А за Кощеем и за Велесом могучимы –
Прощаемся с кикиморой – Мареной, белою зимою,
За ней-то Новый год с весною наступает.
Так прославляем мы отцов и матерей извечныих,
Они сопряталися во былинныих преданиях
От византийских полчищ с Дáсуни пришедшиих.
Они во сказках одевалися в одежды богатырские,
А мы хранили их в сердцах, храним в обрядах русскиих.
Он молодец да Игорь свет Всеславьевич не мешкался,
Он целовал-то девушку во губы алые,
И предлагал он Лелюшке Сварожичне
Ведь дружбу крепкую, ведь дружбу полюбовную.
А й соглашалася она да Лелюшка-прелестница,
А и потом ходили вечерочками они гуляти
Под дивным месяцем во тополином парке-садике,
Вздыхати, целоватися и миловатися.
В один из вечеров он Игорь свет Всеславьевич
Поосторожненько да воспрошает ненавязчиво:
- Сударыня нунь Лелюшка-разлапушка!
А мы-то ходим, мы гуляем в парке-садике,
Вздыхаем и целуемся, и любоваемся –
А всё грустиночка не сходит со твоих очей,
А неземное всё томленье кроется в груди твоей…
Ой ты скажи-поведай мне печаль-кручинушку!
А ль я не мил тебе, красавица?
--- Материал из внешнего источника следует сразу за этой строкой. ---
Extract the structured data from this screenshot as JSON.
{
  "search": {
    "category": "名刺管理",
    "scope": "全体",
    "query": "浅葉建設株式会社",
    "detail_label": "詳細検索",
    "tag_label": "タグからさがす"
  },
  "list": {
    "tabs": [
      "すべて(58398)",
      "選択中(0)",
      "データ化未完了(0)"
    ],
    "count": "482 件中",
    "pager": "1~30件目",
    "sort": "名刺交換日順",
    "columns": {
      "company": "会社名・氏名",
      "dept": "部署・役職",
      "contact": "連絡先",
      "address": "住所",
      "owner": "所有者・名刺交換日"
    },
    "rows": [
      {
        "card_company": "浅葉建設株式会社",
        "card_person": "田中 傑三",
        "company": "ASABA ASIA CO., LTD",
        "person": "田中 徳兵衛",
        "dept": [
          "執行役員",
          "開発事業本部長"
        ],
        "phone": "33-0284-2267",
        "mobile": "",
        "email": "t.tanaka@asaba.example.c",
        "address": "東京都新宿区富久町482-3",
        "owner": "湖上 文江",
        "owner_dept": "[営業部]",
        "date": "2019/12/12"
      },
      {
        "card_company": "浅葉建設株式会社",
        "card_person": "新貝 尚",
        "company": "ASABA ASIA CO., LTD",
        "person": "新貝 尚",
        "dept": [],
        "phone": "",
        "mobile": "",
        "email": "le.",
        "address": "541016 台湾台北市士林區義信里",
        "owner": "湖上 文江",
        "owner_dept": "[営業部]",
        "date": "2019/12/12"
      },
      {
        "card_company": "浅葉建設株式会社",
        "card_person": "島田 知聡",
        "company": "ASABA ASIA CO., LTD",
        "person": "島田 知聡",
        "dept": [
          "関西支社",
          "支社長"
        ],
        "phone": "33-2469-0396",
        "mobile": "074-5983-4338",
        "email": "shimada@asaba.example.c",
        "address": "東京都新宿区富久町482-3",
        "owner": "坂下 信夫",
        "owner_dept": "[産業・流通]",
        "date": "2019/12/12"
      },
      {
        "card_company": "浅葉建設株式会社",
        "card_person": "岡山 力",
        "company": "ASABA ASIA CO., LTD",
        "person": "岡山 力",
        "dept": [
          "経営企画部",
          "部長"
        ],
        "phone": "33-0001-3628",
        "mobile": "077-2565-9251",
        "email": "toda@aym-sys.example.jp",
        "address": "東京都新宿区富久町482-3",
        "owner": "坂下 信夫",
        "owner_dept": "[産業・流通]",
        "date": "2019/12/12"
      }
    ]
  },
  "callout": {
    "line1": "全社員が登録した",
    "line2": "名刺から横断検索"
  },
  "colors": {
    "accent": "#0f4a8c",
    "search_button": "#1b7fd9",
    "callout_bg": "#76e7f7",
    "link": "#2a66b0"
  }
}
А ль не пригож?
Как отвечает-раскрывает Леля дочь Сварожична печалюшку:
- Да ай же разудалый Игорь свет Всеславьевич!
А ты и мил мне, и пригож, любимый сокол ясный!
То грусть моя по святорусской по судьбинушке несчастной, По сказочным родителям – отцу Сварогу, Ладе-матушке.
А нынче-то ни радости, ни просьб они не слышати,
А ни подарочков, ни угощений боги русские не ведати.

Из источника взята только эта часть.